We are available Monday through Friday from 8:30am to 5:00 pm.
A doctor is always on call and available to patients for any emergency needs.
Payment for services is due once rendered. We will always provide you with an estimated treatment plan prior ro restorative services.
We accept cash, personal checks and most major credit cards.
For your convenience, our doctors are in-network providers for several major PPO insurance plans.
For specific plan participation, please contact the office staff.
We strive to schedule your child’s appointment at a date and time that is convenient for your schedule.
Preschool children (5 years and under) should be seen in the morning because they are better rested and we can take extra time to better meet their needs. School age children (5 years and older) with a lot of outstanding dental work also are best treated in the morning for the same reason.
Dental appointments are an excused absence from school and we will be happy to send along documentation of your visit with us. Missing school can be minimized when regular dental care is continual. The most common reason for missed school days in the United States is dental related issues (toothaches and fractured teeth).
Appointment times are scheduled exclusively for each patient. We ask you to notify us within 24 hours of a cancellation if you are unable to keep your appointment. Thank you for your understanding in this matter.
If we have received all of your insurance information on the day of the appointment, we will be happy to file your claim for you.
You must be familiar with your insurance benefits, as we will collect from you the estimated amount insurance is not expected to pay. By law your insurance company is required to pay each claim within 30 days of receipt. We file all insurance electronically so your insurance company will receive each claim within days of the treatment. You are responsible for any balance on your account after 30 days, whether insurance has paid or not. If you have not paid your balance within 60 days a finance charge of 1.5% or $5, whichever is greater, will be added to your account each month until paid. We will be glad to send a refund to you once insurance has paid us.
PLEASE UNDERSTAND that we file dental insurance as a courtesy to our patients.
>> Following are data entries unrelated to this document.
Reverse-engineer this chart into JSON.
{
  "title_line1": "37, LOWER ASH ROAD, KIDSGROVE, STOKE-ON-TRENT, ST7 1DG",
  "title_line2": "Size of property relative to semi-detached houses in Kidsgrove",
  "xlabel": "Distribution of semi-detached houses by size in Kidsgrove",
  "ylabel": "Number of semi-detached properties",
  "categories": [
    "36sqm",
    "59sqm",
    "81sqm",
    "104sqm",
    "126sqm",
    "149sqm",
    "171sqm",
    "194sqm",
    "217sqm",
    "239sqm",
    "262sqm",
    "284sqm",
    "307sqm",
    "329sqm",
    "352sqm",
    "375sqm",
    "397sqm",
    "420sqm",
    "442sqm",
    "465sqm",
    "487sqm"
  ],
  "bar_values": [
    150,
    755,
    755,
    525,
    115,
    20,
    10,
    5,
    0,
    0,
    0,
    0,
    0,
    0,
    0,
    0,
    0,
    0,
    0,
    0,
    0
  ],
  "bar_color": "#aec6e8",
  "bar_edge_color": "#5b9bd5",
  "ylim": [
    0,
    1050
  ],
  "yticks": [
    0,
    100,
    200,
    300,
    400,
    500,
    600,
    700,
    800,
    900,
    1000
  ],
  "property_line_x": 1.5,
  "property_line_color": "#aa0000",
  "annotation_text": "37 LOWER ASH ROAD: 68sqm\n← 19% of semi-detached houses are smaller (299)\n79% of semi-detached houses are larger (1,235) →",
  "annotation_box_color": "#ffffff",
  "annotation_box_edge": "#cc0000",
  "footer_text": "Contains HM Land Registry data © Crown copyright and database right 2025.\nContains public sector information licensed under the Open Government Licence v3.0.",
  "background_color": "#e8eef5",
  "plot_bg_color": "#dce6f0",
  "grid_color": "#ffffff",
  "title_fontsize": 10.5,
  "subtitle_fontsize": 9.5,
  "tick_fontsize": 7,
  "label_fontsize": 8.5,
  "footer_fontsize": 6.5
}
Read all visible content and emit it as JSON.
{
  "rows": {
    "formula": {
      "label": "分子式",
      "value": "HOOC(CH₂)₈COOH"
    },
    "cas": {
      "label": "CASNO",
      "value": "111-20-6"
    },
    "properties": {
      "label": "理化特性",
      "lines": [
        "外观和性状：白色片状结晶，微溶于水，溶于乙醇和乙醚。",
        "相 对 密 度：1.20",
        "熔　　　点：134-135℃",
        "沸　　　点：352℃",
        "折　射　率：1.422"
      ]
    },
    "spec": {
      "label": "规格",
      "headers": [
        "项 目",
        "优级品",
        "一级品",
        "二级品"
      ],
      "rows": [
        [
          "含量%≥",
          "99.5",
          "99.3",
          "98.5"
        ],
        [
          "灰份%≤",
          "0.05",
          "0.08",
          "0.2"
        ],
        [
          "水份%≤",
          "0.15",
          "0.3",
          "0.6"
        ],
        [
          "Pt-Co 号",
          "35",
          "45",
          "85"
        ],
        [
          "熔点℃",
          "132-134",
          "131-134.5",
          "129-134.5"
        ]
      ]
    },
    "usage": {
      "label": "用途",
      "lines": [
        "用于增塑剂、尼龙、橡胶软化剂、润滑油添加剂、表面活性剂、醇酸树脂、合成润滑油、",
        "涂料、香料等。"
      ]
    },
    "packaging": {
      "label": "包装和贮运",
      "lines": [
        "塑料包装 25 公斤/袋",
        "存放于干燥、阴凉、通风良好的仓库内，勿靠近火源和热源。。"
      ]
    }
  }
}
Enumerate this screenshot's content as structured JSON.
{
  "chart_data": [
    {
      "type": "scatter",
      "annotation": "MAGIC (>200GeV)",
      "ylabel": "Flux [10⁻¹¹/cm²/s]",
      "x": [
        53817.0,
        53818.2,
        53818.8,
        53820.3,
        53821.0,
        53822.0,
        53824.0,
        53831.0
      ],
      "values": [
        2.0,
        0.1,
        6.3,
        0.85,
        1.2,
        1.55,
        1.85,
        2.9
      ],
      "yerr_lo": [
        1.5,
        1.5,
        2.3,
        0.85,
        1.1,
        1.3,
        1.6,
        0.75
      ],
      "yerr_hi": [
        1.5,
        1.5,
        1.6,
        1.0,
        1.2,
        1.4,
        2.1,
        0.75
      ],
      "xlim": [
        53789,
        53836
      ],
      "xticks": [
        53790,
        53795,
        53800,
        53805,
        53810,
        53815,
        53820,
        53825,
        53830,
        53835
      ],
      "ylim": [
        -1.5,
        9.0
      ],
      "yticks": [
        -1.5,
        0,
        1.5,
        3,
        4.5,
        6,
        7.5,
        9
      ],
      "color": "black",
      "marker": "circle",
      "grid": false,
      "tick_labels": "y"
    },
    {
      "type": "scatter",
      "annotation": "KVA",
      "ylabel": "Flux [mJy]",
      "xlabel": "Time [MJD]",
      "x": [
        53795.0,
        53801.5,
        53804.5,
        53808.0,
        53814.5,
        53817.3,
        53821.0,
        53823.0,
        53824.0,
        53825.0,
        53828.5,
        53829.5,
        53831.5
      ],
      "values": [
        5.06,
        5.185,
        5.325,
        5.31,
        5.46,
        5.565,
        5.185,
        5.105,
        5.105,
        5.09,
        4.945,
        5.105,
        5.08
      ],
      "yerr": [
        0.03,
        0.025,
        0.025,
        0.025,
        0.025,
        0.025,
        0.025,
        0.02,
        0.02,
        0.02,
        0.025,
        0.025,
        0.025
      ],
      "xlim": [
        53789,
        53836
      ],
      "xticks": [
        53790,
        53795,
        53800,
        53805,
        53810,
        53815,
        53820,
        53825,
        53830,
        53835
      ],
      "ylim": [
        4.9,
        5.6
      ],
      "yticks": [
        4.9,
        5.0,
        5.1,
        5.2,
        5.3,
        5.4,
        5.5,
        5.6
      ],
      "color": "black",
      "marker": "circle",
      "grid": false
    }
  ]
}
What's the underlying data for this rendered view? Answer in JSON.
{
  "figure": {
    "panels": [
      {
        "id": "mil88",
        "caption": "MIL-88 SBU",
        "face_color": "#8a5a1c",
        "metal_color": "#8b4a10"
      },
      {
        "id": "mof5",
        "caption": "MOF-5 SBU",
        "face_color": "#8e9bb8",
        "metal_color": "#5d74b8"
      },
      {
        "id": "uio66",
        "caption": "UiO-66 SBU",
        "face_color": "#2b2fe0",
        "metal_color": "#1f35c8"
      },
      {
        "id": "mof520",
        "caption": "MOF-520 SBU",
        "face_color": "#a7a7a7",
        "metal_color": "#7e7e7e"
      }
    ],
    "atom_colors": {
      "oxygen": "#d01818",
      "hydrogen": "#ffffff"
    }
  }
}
We do not have a contract with your insurance company, only you do.
We are not responsible for how your insurance company handles its claims or for what benefits they pay on a claim. We can only assist you in estimating your portion of the cost of treatment, we at no time guarantee what your insurance will or will not do with each claim.
We also cannot be responsible for any errors in filing your insurance, once again we file claims as a courtesy to you.
Fact 1 – NO INSURANCE PAYS 100% OF ALL PROCEDURES
Dental insurance is meant to be an aid in receiving dental care. Many patients think that their insurance pays 90%-100% of all dental fees. This is not true! Most plans only pay between 50%-80% of the average total fee. Some pay more, some pay less. The percentage paid is usually determined by how much you or your employer has paid for coverage or the type of contract your employer has set up with the insurance company.
Fact 2 – BENEFITS ARE NOT DETERMINED BY OUR OFFICE
You may have noticed that sometimes your dental insurer reimburses you or the dentist at a lower rate than the dentist’s actual fee. Frequently, insurance companies state that the reimbursement was reduced because your dentist’s fee has exceeded the usual, customary, or reasonable fee (“UCR”) used by the company.
A statement such as this gives the impression that any fee greater than the amount paid by the insurance company is unreasonable or well above what most dentists in the area charge for a certain service. This can be very misleading and simply is not accurate.
Insurance companies set their own schedules and each company uses a different set of fees they consider allowable. These allowable fees may vary widely because each company collects fee information from claims it processes. The insurance company then takes this data and arbitrarily chooses a level they call the “allowable” UCR Fee. Frequently this data can be three to five years old and these “allowable” fees are set by the insurance company so that they can make a net 20%-30% profit.
Unfortunately, insurance companies imply that your dentist is “overcharging” rather than say that they are “underpaying” or that their benefits are low. In general, the less expensive insurance policy will use a lower usual, customary, or reasonable UCR figure.
Fact 3 – DEDUCTIBLES & CO-PAYMENTS MUST BE CONSIDERED
When estimating dental benefits, deductibles and percentages must be considered.
To illustrate, assume the fee for service is $150.00. Assuming that the insurance company allows $150.00 as its usual and customary (UCR) fee, we can figure out what benefits will be paid. First a deductible (paid by you), on average $50, is subtracted, leaving $100.00. The plan then pays 80% for this particular procedure. The insurance company will then pay 80% of $100.00, or $80.00. Out of a $150.00 fee they will pay an estimated $80.00 leaving a remaining portion of $70.00 (to be paid by the patient). Of course, if the UCR is less than $150.00 or your plan pays only at 50% then the insurance benefits will also be significantly less.
MOST IMPORTANTLY, please keep us informed of any insurance changes such as policy name, insurance company address, or a change of employment.